My grand plan to turn my airbnb into my permanent residence has fallen through and I’m good with it. When Augusto sat down with me and said, “I have something to tell you,” I knew he was about to render me homeless in a month. He had good reasoning. At 80 years old, the airbnb is his hobby. If he took on a long-term tenant, what would he do with himself? By the time I got into the taxi to take me to airbnb #2, I was smiling and saying to myself, “It’s all part of the adventure, Dona.”
Also, I got confirmation that I’ll be starting with my first Uruguayan students, online, in October. So I was joking with my friend Rosa that I have the potential to be the first person in history with a job, money in the bank and homeless! Wouldn’t that be some shit? I’m in airbnb #2 for a little under a month…that’s how much time I have to work out the housing situation and I’ll start on that this afternoon. I’m surprisingly calm about it all. I won’t really let myself become homeless in a foreign land, but I would like to stop pissing away money on airbnbs.
And as far as airbnbs go, this one I’m in now is so new that I had to unwrap the pillows, comforter and sheets and take the label off the skillet before I used it. The neighborhood is called Punta Carretas and supposedly it’s the bougie zone. I walked a couple of blocks and fell into a Mexican restaurant where the waiter told me (in English) that the barrio is popping until the wee hours. There does seem to be much more of a cafe life compared to my previous neighborhood of Pocitos—though I can’t see the beach from where I’m sitting. Checking google maps, it looks like I can maybe walk about 8 blocks to get to the water. I’ll test that out soon.
In the meantime, I’m learning this airbnb and the water works are kinda tricky, it seems. In fact, the owner tried to pull a fast one on me and asked me to cancel 2 days before my scheduled check in because a pipe had burst in the bathroom. He claimed that for some reason, he was unable to cancel through the airbnb website. I said, “Fuck that! If I cancel now, I’ll lose my money!” He assured me that wouldn’t be the case. Uh huh. I get on airbnb and when it asked for the reason of cancellation I clicked “The owner asked me to cancel.” Airbnb said, “DO NOT CANCEL ON BEHALF OF THE OWNER OR YOU WON’T GET YOUR REFUND.” I screenshotted that message for airbnb owner #2 and he said, “Ok. I’ll fix the pipe.”
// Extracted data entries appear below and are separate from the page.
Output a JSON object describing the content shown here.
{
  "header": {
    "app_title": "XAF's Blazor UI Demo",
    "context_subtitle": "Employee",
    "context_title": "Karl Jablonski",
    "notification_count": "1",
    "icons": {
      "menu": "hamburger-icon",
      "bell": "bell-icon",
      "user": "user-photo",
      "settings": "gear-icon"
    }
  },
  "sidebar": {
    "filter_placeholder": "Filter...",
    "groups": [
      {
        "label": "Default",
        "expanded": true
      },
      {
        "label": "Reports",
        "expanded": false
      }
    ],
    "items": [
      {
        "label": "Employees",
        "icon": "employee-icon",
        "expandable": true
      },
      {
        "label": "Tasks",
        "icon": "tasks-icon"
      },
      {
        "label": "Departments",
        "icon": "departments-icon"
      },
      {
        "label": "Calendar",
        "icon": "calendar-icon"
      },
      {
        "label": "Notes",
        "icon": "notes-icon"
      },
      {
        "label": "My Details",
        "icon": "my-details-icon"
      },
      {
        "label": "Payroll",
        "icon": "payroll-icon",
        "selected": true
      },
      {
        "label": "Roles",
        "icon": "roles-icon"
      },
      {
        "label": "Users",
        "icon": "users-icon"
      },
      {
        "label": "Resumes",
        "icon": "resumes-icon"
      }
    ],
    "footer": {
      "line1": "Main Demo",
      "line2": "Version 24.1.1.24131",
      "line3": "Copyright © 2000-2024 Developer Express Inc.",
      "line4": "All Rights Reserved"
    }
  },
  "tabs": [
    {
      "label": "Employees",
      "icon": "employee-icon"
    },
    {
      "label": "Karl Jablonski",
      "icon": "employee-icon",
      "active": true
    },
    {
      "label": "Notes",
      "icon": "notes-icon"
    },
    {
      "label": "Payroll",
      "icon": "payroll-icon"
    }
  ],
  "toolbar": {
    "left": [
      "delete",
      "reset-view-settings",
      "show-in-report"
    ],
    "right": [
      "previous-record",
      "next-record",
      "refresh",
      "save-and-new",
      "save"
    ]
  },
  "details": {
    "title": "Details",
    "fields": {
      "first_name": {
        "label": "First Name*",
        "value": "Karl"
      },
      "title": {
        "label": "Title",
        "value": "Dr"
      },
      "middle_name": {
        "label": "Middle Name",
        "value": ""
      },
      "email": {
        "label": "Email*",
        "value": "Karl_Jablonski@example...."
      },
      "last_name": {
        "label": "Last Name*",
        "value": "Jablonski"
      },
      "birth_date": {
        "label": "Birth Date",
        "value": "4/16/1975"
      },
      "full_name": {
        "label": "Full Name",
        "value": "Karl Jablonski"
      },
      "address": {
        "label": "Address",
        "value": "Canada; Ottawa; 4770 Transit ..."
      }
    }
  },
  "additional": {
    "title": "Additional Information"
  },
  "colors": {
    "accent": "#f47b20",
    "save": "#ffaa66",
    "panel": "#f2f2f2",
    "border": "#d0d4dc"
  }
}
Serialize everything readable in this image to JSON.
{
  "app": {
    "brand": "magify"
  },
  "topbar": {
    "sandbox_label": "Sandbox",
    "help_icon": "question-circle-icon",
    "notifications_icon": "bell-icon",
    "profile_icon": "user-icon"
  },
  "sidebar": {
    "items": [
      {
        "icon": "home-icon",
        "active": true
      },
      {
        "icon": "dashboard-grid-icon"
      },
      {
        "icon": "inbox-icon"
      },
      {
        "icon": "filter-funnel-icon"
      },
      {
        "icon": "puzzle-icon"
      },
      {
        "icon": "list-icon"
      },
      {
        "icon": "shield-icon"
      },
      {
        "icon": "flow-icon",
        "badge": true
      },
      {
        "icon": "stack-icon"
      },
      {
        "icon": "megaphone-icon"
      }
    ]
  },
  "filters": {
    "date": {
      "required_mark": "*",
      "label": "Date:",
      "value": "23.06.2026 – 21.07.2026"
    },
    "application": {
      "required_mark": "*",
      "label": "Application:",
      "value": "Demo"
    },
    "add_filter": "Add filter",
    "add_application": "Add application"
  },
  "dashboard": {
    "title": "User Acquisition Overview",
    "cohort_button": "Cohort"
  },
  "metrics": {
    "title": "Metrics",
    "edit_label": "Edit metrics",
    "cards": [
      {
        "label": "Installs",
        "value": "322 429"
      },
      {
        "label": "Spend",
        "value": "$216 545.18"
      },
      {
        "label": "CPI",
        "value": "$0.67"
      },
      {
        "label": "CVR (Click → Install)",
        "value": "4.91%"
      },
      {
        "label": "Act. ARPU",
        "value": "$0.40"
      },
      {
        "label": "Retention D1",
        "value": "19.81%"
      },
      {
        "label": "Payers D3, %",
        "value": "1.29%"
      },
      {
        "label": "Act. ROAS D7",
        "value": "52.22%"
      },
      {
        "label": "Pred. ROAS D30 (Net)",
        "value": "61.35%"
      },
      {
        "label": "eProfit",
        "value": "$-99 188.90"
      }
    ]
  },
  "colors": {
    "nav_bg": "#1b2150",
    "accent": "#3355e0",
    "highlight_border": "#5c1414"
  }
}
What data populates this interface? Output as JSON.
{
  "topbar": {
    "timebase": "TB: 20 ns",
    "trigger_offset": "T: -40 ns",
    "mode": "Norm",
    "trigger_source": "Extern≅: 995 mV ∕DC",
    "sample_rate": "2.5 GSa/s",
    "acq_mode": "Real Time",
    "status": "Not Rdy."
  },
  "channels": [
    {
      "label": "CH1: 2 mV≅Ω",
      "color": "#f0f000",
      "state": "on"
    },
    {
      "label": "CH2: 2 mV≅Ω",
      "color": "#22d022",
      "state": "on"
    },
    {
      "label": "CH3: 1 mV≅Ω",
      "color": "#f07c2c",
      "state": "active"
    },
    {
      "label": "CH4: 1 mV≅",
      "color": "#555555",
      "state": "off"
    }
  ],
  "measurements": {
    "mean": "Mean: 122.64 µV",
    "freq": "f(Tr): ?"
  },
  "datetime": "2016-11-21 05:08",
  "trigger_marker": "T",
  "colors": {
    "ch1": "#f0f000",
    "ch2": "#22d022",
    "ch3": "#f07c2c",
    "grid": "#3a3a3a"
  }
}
So, fingers crossed, the plumbing seems to be working just fine, but I’m having bidet issues. I cannot claim to be a connoisseur of bidets. You know, growing up in the US, we are sadly not exposed to all that a bidet has to offer. There was a bidet at the hotel I stayed in when I first arrived and when I turned it on, the water just trickled out from the faucet at the rear. But apparently this airbnb has one of them newfangled bidets. When I turned the faucet on with this one, the water shot up and hit the ceiling. Seriously. Well damn! That thing has plans to flush out your intestines. The only way to stop the water from hitting the ceiling is to, of course, sit on the bidet. The ass block. But here’s the thing—the water shooting forcibly into the cavities of your nether regions is cold, cold, cold. Now, every other faucet in this apartment heats up to scalding within seconds, but not the bidet. I’m sitting on there for a good ten minutes with my teeth chattering and icicles hanging off my ovaries waiting on the water to warm up. And when the water finally does heat up, it comes all at once. No warning like going from cold to tepid to warm to hot to scalding. No. One moment it’s cold, the next moment you’re googling: scalded clitoris.
Then there’s the shower head. From the looks of it, there’s nothing special about it, run of the mill. But when turned on, water shoots out from the places where it should, but also from the very top of the shower head where there’s a crack that allows the water to go wherever the hell it pleases. It’s like the shower head has a unicorn horn on top that doesn’t shoot rainbows but fountains of water instead. I find myself having to shower very precisely, aiming the shower head mostly towards the wall so that the unicorn horn fountain doesn’t send water over the shower curtain and onto the floor like it did the first time I used it. All part of the adventure, right?
I forgot for a few days to have fun. I was so caught up in the housing search that I forgot how lucky I am. I forgot that I’m doing better than just ok. I forgot that I have resources and time on my hands. Time to create, time to explore, time to do nothing. I see your struggles in the US and I’m reminded that housing and water works are miniscule problems in the whole scheme of things.